I’ve kind of lost track of the campaign overview stories the Chron has run, mostly because they’ve appeared somewhat erratically, but here’s one on CD10, which features a hot Democratic primary between Dan Grant and Larry Joe Doherty.
Thanks to the hyperpartisan congressional redistricting map of 2003, the 19 GOP members in the Texas House delegation all represent districts drawn to create safe Republican seats.
That seems to be the case in 2008, with one possible exception — the radically redrawn 10th Congressional District now held by Rep. Michael McCaul, R-Austin. Despite the new district’s Republican voting tendencies, Democrats are hoping for a national tide that, combined with a huge Democratic turnout in Austin, could help them to unseat McCaul.
I’ve covered this before. Boosting the vote share in Travis County, and making it more Democratic is a big step towards winning CD10, though it’s not likely to be sufficient. Making gains in Harris and the counties in between, even modest ones, will be needed as well. 2008 is probably as good a time as any to make this happen.
The Democratic primary clash is less an ideological battle than a generational and geographical one. The two Democrats seeking the party’s nomination are as different as the two communities anchoring the opposite ends of the oddly shaped district.
Larry Joe Doherty, 61, a flamboyant former daytime TV judge from Houston, has raised lots of campaign cash. The star of Fox’s Texas Justice, he made a first career out of suing other lawyers for malpractice before exchanging the courtroom for the TV studio.
His opponent, Dan Grant, 34, is a wonkish international affairs consultant from Austin whose work for a nonprofit has taken him into war zones in Kosovo, Afghanistan and Iraq.
Doherty has more money, but Grant says it will take more than money to beat the independently wealthy incumbent. McCaul, now seeking his third term, is the son-in-law of Lowry Mays, the chairman of Clear Channel Communications.

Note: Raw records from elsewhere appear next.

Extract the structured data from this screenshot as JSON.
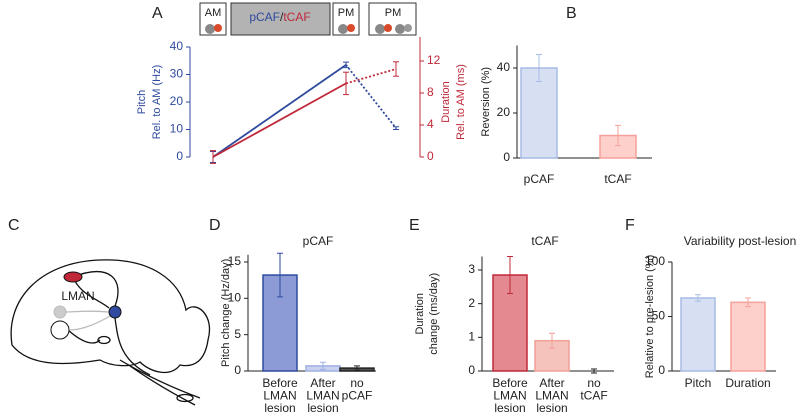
{
  "diagram": {
    "panel": "C",
    "label": "LMAN"
  },
  "chart_data": [
    {
      "type": "line",
      "panel": "A",
      "timeline": [
        "AM",
        "pCAF",
        "/",
        "tCAF",
        "PM",
        "PM"
      ],
      "categories": [
        null,
        null,
        null
      ],
      "ylabel": [
        "Pitch",
        "Rel. to AM (Hz)"
      ],
      "y2label": [
        "Duration",
        "Rel. to AM (ms)"
      ],
      "ylim": [
        0,
        40
      ],
      "yticks": [
        0,
        10,
        20,
        30,
        40
      ],
      "y2lim": [
        0,
        15
      ],
      "y2ticks": [
        0,
        4,
        8,
        12
      ],
      "series": [
        {
          "name": "Pitch",
          "color": "#2f4a9e",
          "values": [
            0,
            33.5,
            10.5
          ],
          "errors": [
            2,
            1,
            0.5
          ],
          "segment_styles": [
            "solid",
            "dotted"
          ]
        },
        {
          "name": "Duration",
          "color": "#c0283a",
          "axis": "y2",
          "values": [
            0,
            9.2,
            11
          ],
          "errors": [
            0.8,
            1.4,
            0.9
          ],
          "segment_styles": [
            "solid",
            "dotted"
          ]
        }
      ]
    },
    {
      "type": "bar",
      "panel": "B",
      "ylabel": [
        "Reversion (%)"
      ],
      "categories": [
        "pCAF",
        "tCAF"
      ],
      "values": [
        40,
        10
      ],
      "errors": [
        6,
        4.5
      ],
      "colors": [
        "#d7e0f3",
        "#fdd0cc"
      ],
      "edge_colors": [
        "#a9bce6",
        "#f5a19a"
      ],
      "ylim": [
        0,
        50
      ],
      "yticks": [
        0,
        20,
        40
      ]
    },
    {
      "type": "bar",
      "panel": "D",
      "title": "pCAF",
      "ylabel": [
        "Pitch change (Hz/day)"
      ],
      "categories": [
        "Before LMAN lesion",
        "After LMAN lesion",
        "no pCAF"
      ],
      "values": [
        13.2,
        0.7,
        0.4
      ],
      "errors": [
        3,
        0.5,
        0.3
      ],
      "colors": [
        "#8c9bd6",
        "#c9d1ef",
        "#555555"
      ],
      "edge_colors": [
        "#2f4a9e",
        "#9fb0e3",
        "#222222"
      ],
      "ylim": [
        0,
        16
      ],
      "yticks": [
        0,
        5,
        10,
        15
      ]
    },
    {
      "type": "bar",
      "panel": "E",
      "title": "tCAF",
      "ylabel": [
        "Duration",
        "change (ms/day)"
      ],
      "categories": [
        "Before LMAN lesion",
        "After LMAN lesion",
        "no tCAF"
      ],
      "values": [
        2.85,
        0.9,
        0
      ],
      "errors": [
        0.55,
        0.22,
        0.06
      ],
      "colors": [
        "#e4898f",
        "#f6c3bc",
        "#555555"
      ],
      "edge_colors": [
        "#c0283a",
        "#f0a097",
        "#222222"
      ],
      "ylim": [
        0,
        3.4
      ],
      "yticks": [
        0,
        1,
        2,
        3
      ]
    },
    {
      "type": "bar",
      "panel": "F",
      "title": "Variability post-lesion",
      "ylabel": [
        "Relative to pre-lesion (%)"
      ],
      "categories": [
        "Pitch",
        "Duration"
      ],
      "values": [
        67,
        63
      ],
      "errors": [
        3,
        4
      ],
      "colors": [
        "#d7e0f3",
        "#fdd0cc"
      ],
      "edge_colors": [
        "#a9bce6",
        "#f5a19a"
      ],
      "ylim": [
        0,
        100
      ],
      "yticks": [
        0,
        50,
        100
      ]
    }
  ]
}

You can listen to my inteview with Dan Grant here, and my interview with Larry Joe Doherty here. I think Grant is overall the better candidate, but either one of these gentlemen will make a fine standard-bearer in the district.
“hyperpartisan?”
Isn’t pretty much ALL redistricting in Texas done to the advantage of the party currently in power?
I realize you didn’t write this Kuff but that’s a little extreme in my view.
There were many who felt that the Republicans were wrong to attempt mid-decade redistricting (a move, ironically that might aid in doing them in in 2008) but there was nothing more partisan about the actual mechanisms of this particular redistricting plan than some of the headless snakes that creative Democrats drew in the past.
I would argue that redistricting by elected officials is, by its very nature, partisan.
That’s probably not too bad a thing provided voting rights aren’t discriminated against, and in this case it was just one part of two adjoining districts that were found wanting.